Quiz Show

Quiz Show. Baltimore Pictures 1994.
Quiz Show. Hollywood Pictures 1994.

Before watching the movie:

I have a dim memory of being aware this movie was in theaters. It was nothing I would have gotten to see at the time, but it vaguely sparked some interest as a regular viewer of Jeopardy. I didn’t know what it was about then. It was 20 years later that Jeopardy had their own ratings-driving long-runner, but the reason it hadn’t happened before is that they had only recently dropped the forced retirement rule instituted to keep above the appearance of doing the same rigging that actually happened on Twenty-One.

There is absolutely no reason I can think of why this should remind me of The King’s Speech, but here we are. Maybe one of the posters for that movie shows the King making the radio address from behind? It’s completely immaterial, so.

After watching the movie:

In the early days of television, game shows dominate the ratings, and they’re all rigged for maximum audience appeal. But none are more popular than Twenty-One, the most crooked game in town. Herbie Stempel, an abrasive, geeky Jewish guy from Queens, is the long-reigning champion because record-breaking streaks get viewers, but when his numbers stop going up, his number is up. Charles Van Doren, bright, charming, affable son of an eminent professor, is the producers’ perfect choice for their next big winner, if they can talk him into letting them coach him on the answers. But spurned Herbie takes his grievance to the already-running grand jury investigation into quiz show ethics, and their findings end up being sealed. This attracts the attention of young lawyer Dick Goodwin, looking for a case to make his name on for the congressional committee for regulatory agency oversight. Goodwin wants to pin the scandal on the network and the sponsor, but he wants to do it without ruining the contestants.
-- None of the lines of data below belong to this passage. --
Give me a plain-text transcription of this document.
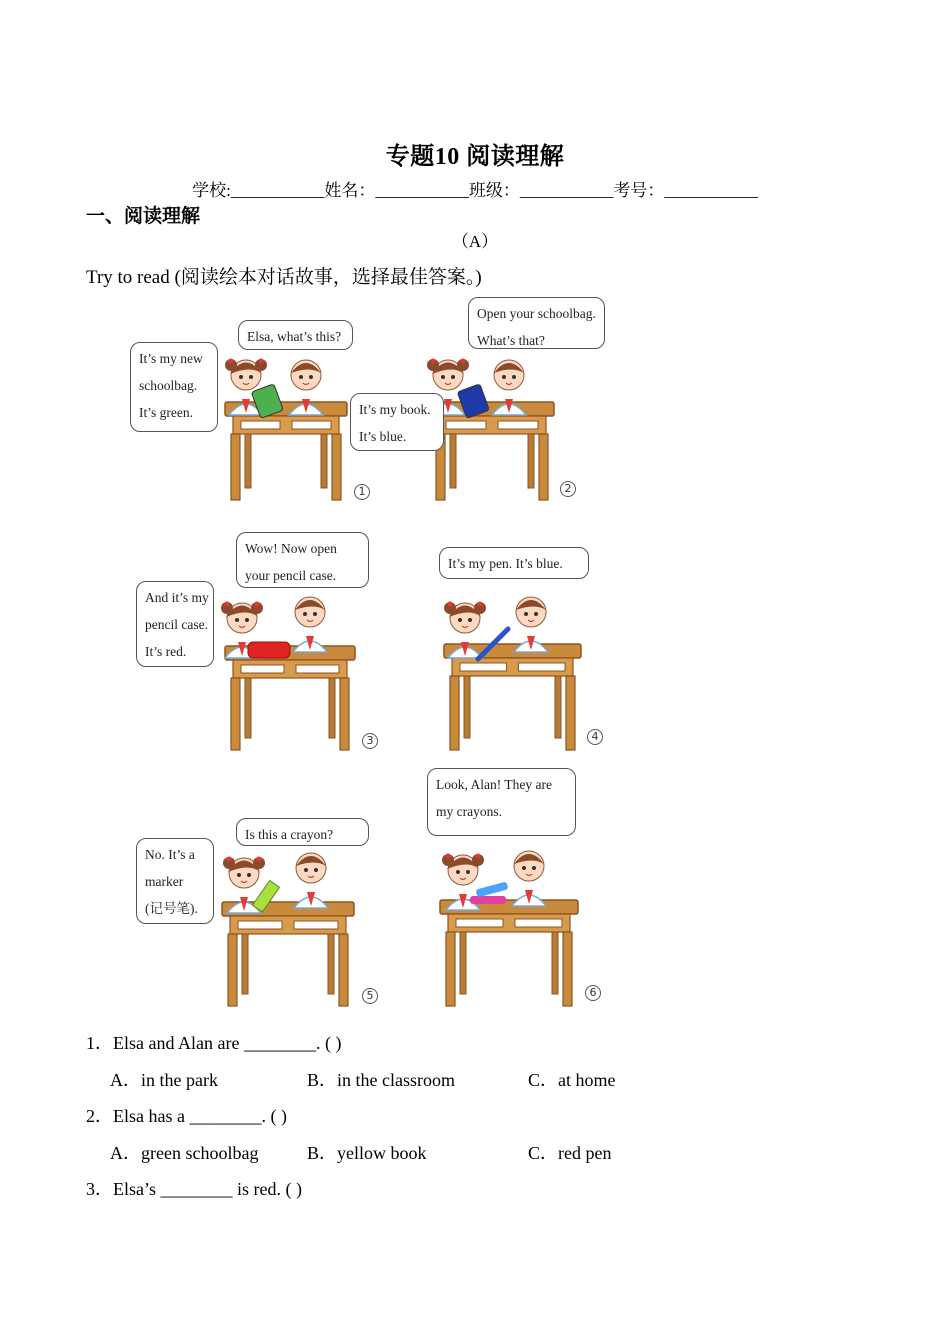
专题10 阅读理解
学校:___________姓名：___________班级：___________考号：___________
一、阅读理解
（A）
Try to read (阅读绘本对话故事，选择最佳答案。)
It’s my new
schoolbag.
It’s green.
Elsa, what’s this?
1
It’s my book.
It’s blue.
Open your schoolbag.
What’s that?
2
And it’s my
pencil case.
It’s red.
Wow! Now open
your pencil case.
3
It’s my pen. It’s blue.
4
No. It’s a
marker
(记号笔).
Is this a crayon?
5
Look, Alan! They are
my crayons.
6
1．Elsa and Alan are ________. ( )
A．in the park	B．in the classroom	C．at home
2．Elsa has a ________. ( )
A．green schoolbag	B．yellow book	C．red pen
3．Elsa’s ________ is red. ( )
And Charles has such a big reputation at stake.

 In a movie with such big presences, it would be easy for anyone to get lost. But Rob Morrow ends up much more in the background than the lawyer making his career on this case should be. Hidden behind the likes of John Turturro, Ralph Fiennes, and Paul Scofield, the central agent in the plot for the last half of the movie is just kind of there.

The biggest thing I’m left wondering about the adaptation of real events is how crooked the rest of the game show landscape were. Twenty-One is made out to be representative of all of television, but I got no sense that there was much of the same thing going on elsewhere aside from having the same producers involved. There’s barely even mention of other shows existing, so it ends up being just one show on all of television, and of course people will watch that.

A great historical drama carried by Ralph Fiennes,  this is perhaps a little too fictionalized to glean much history from. But it is as calculated as the results of the show it’s about, and the outcome is a period drama questioning the innate morality of us all in the face of unimaginable amounts of money.